Review Cimabue, At the origins of Italian painting, Exhibition at the Louvre Museum

Review Cimabue, At the origins of Italian painting, Exhibition at the Louvre Museum
Review Cimabue, At the origins of Italian painting, Exhibition at the Louvre Museum

By Ilaria Friday

From January 22, 2025, the Louvre Museum is devoting an exhibition to Cimabue, one of the most important artists of the 13th century. It is the result of two “Cimabuesque” news stories of great importance for the museum: the restoration of the Maestà and the acquisition of a previously unpublished panel by Cimabue rediscovered in in 2019 and classified as a National Treasure, The Derision of Christ.

The two paintings, whose restoration was completed in 2024, constitute the starting point of this exhibition which, by bringing together around forty works, aims to highlight the extraordinary richness and incontestable novelty of the art of Cimabue. The artist was one of the first to open the way to naturalism in Western painting, seeking to represent the world, objects and bodies as they exist. With him, the conventions of representation inherited from oriental art, so popular until then, gave way to an inventive painting, seeking to suggest a three-dimensional space, bodies in volumes and modeled by subtle gradients, articulated limbs, natural gestures and human emotions.
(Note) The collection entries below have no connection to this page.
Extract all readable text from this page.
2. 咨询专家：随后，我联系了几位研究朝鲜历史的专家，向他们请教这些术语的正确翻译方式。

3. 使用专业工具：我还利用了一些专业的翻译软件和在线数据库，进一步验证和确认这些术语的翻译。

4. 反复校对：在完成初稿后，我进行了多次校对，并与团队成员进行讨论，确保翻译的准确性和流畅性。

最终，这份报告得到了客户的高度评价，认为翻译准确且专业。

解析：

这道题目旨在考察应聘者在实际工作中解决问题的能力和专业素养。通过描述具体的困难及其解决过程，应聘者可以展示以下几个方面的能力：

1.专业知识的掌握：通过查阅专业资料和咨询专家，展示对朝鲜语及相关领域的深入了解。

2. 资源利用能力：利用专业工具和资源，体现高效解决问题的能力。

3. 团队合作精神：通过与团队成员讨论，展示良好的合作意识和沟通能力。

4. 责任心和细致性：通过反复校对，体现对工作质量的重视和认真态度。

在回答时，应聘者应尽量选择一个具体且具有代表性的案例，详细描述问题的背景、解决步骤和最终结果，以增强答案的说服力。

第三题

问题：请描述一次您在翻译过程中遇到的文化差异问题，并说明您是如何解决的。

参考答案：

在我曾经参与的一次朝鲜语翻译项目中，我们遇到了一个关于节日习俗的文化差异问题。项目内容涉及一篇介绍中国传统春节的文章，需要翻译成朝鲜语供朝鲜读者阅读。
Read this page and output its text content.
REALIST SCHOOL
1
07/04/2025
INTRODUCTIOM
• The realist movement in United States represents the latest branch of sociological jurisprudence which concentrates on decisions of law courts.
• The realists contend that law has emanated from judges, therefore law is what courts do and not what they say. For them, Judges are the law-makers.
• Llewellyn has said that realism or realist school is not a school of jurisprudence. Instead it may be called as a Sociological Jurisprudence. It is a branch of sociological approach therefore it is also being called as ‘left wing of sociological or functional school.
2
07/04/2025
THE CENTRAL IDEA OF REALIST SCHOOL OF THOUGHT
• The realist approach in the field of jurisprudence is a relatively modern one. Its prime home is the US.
After an introductory section devoted to the context of painting in Tuscany, in particular in Pisa in the middle of the 13th century, the route focuses on the Maestà of the Louvre: the novelties which are manifested in this painting have led certain art historians to qualify it as the “birth certificate of Western painting”. The restoration made it possible, in addition to rediscovering the variety and subtlety of the colors, to rediscover numerous details hidden by repainting which highlight the fascination of Cimabue and his patrons for the Orient, both Byzantine and Islamic.

The crucial question of the relationship between Duccio and Cimabue is then addressed. The route continues with a section built around the Cimabue diptych, of which the Louvre brings together for the first time the only three panels known to date. The narrative verve and freedom displayed by Cimabue in this work of shimmering colors make it an important and hitherto unsuspected precedent of Duccio's Maestà, a masterpiece of Sienese painting of the Trecento.

The exhibition concludes with the presentation of the great Saint Francis of Assisi receiving the stigmata of Giotto, intended for the same location as the Maestà of the Louvre, the tramezzo (the partition which separates the nave from the choir) of San Francesco of Pisa, and painted a few years later by the young and talented disciple of Cimabue. At the dawn of the 14th century, Duccio and Giotto, both deeply marked by the art of the great Cimabue who died in 1302, now embody the paths of the revival of painting.